The All Blacks refused to be bullied two weeks in a row, meeting fire with fire and scorching the Australian forwards, as Caleb Clarke announced his arrival with a roar.
After being outmuscled and pushed around by the Wallabies pack in last week's draw in Wellington, the All Blacks were under pressure to respond in yesterday evening's second Bledisloe Cup test in Auckland.
Respond they did, largely dominating the physical battle and set piece to score four tries to one, and extend the Wallabies 34 year losing streak at Eden Park.
The performance much to the delight of captain and openside Sam Cane.
"Really proud of the result obviously. Our coaches and our leaders were exceptional this week, right from the final whistle of last week right up until the end of this game. A lot of boys stepped up tonight and responded."
Cane scored a try and was immense with the ball in hand and on defence - sating the All Blacks coach Ian Foster's desire to make a statement after a tepid performance in Wellington.
"We've set a marker down of where we need to be as a team in terms of the mental side of the game, in terms of the mental side of the game and the approach to the physicality and the speed of it.

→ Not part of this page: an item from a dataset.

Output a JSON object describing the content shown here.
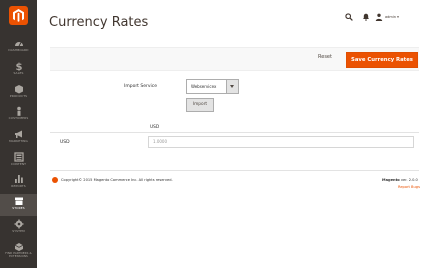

So, really pleased with that."
The game also marked the emergence of New Zealand rugby's newest star.
While Cane was captain fantastic and many others stood out, none shone as much as the 21-year-old wing Clarke, who left a string of Wallabies defenders in his wake as he broke tackles at will.
One barnstorming kick return set up Ardie Savea for the hosts third try, as Clarke's father and former All Black, Eroni Clarke, watched on with a beaming smile.

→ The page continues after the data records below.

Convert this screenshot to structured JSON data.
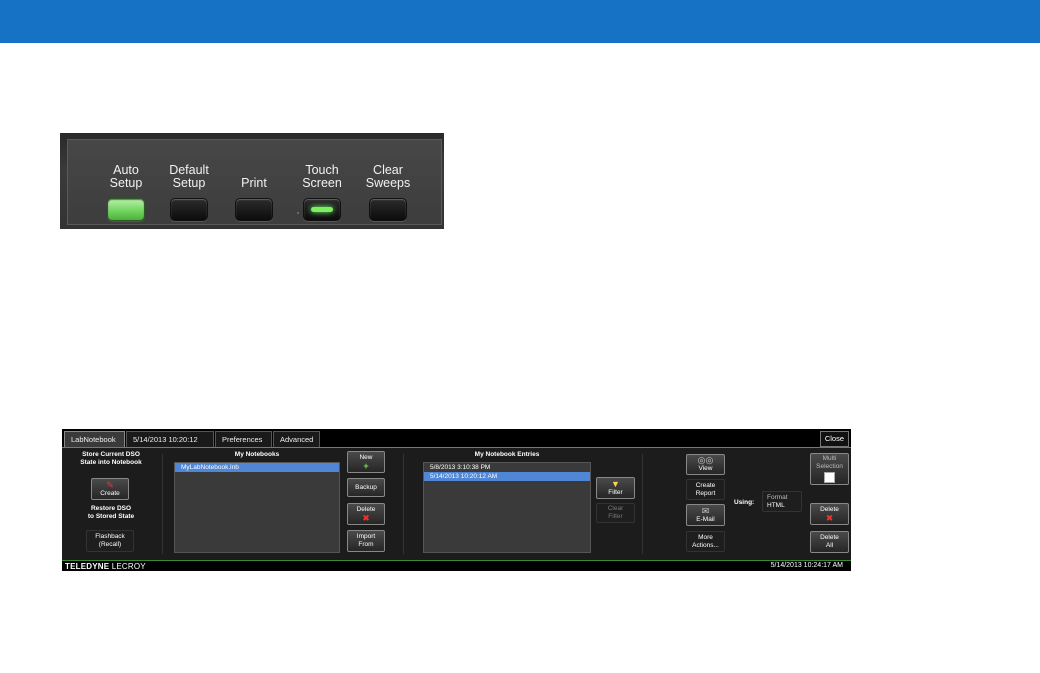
{
  "front_panel": {
    "buttons": [
      {
        "label_line1": "Auto",
        "label_line2": "Setup",
        "state": "lit"
      },
      {
        "label_line1": "Default",
        "label_line2": "Setup",
        "state": "off"
      },
      {
        "label_line1": "",
        "label_line2": "Print",
        "state": "off"
      },
      {
        "label_line1": "Touch",
        "label_line2": "Screen",
        "state": "touch"
      },
      {
        "label_line1": "Clear",
        "label_line2": "Sweeps",
        "state": "off"
      }
    ]
  },
  "dialog": {
    "tabs": [
      "LabNotebook",
      "5/14/2013 10:20:12 AM",
      "Preferences",
      "Advanced"
    ],
    "active_tab": "LabNotebook",
    "close_label": "Close",
    "store_header_l1": "Store Current DSO",
    "store_header_l2": "State into Notebook",
    "create_label": "Create",
    "restore_l1": "Restore DSO",
    "restore_l2": "to Stored State",
    "flashback_l1": "Flashback",
    "flashback_l2": "(Recall)",
    "notebooks_header": "My Notebooks",
    "notebooks": [
      "MyLabNotebook.lnb"
    ],
    "new_label": "New",
    "backup_label": "Backup",
    "delete_label": "Delete",
    "import_l1": "Import",
    "import_l2": "From",
    "entries_header": "My Notebook Entries",
    "entries": [
      "5/8/2013 3:10:38 PM",
      "5/14/2013 10:20:12 AM"
    ],
    "filter_label": "Filter",
    "clear_filter_l1": "Clear",
    "clear_filter_l2": "Filter",
    "view_label": "View",
    "create_report_l1": "Create",
    "create_report_l2": "Report",
    "email_label": "E-Mail",
    "more_actions_l1": "More",
    "more_actions_l2": "Actions...",
    "using_label": "Using:",
    "format_label": "Format",
    "format_value": "HTML",
    "multi_l1": "Multi",
    "multi_l2": "Selection",
    "delete2_label": "Delete",
    "delete_all_l1": "Delete",
    "delete_all_l2": "All",
    "brand_bold": "TELEDYNE",
    "brand_light": " LECROY",
    "clock": "5/14/2013 10:24:17 AM"
  },
  "colors": {
    "accent_bar": "#1572c4",
    "selection": "#4f86d6",
    "auto_setup_led": "#6dd35a"
  }
}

Caleb didn't know exactly where his Dad was, but he was bursting with pride to have his aiga in the crowd.
"I just saw his face up on the screen like half the time eh haha. It was quite funny because I didn't know where he was sitting. The more special thing was having my nana there. She's been through a lot with her husband passing away and all of us having our grandfather passing away. So, we got to share a special moment with her and I had to wipe away a few tears."
Clarke said he could feel his grandfather's presence at the All Blacks Eden Park fortress.
"Yep, I definitely could. Especially when I saw my Nana, that's when the water works started. I just wanted to play for him and it was just awesome."
As a hat tip to Clarke's awesome performance, the wing was given a standing ovation when he left the field.
"I think I got so caught up in the moment that I wanted to jog and clap everyone else as well but then I started to cramping, so I had to walk, haha. It was a lot of fun out there and it was real cool putting on the special jersey on home soil in the place I grew up. I'm just real happy."
Clarke putting the rugby world on notice with his powerful display, even drawing admiration from Wallabies coach Dave Rennie.
"Some of our kicking options weren't great and with Caleb Clarke bringing the ball back, he was a real handful tonight."
Rennie clearly disappointed after his side blew a chance to and snap their Eden Park drought, with the Wallabies missing 40 tackles in the 20 point loss.
"Last week we tackled really well and we made minimal mistakes. This time we turned the ball over a lot and missed too many tackles. Our individual tackling was poor and we got put under the heat from it. You just can't gift the All Blacks that much ball, they've got too many athletes that can hurt you."
The result hurting the Wallabies hopes of taking the Bledisloe Cup off the All Blacks, who now only need to win one of the remaining two tests in Australia to retain the trophy.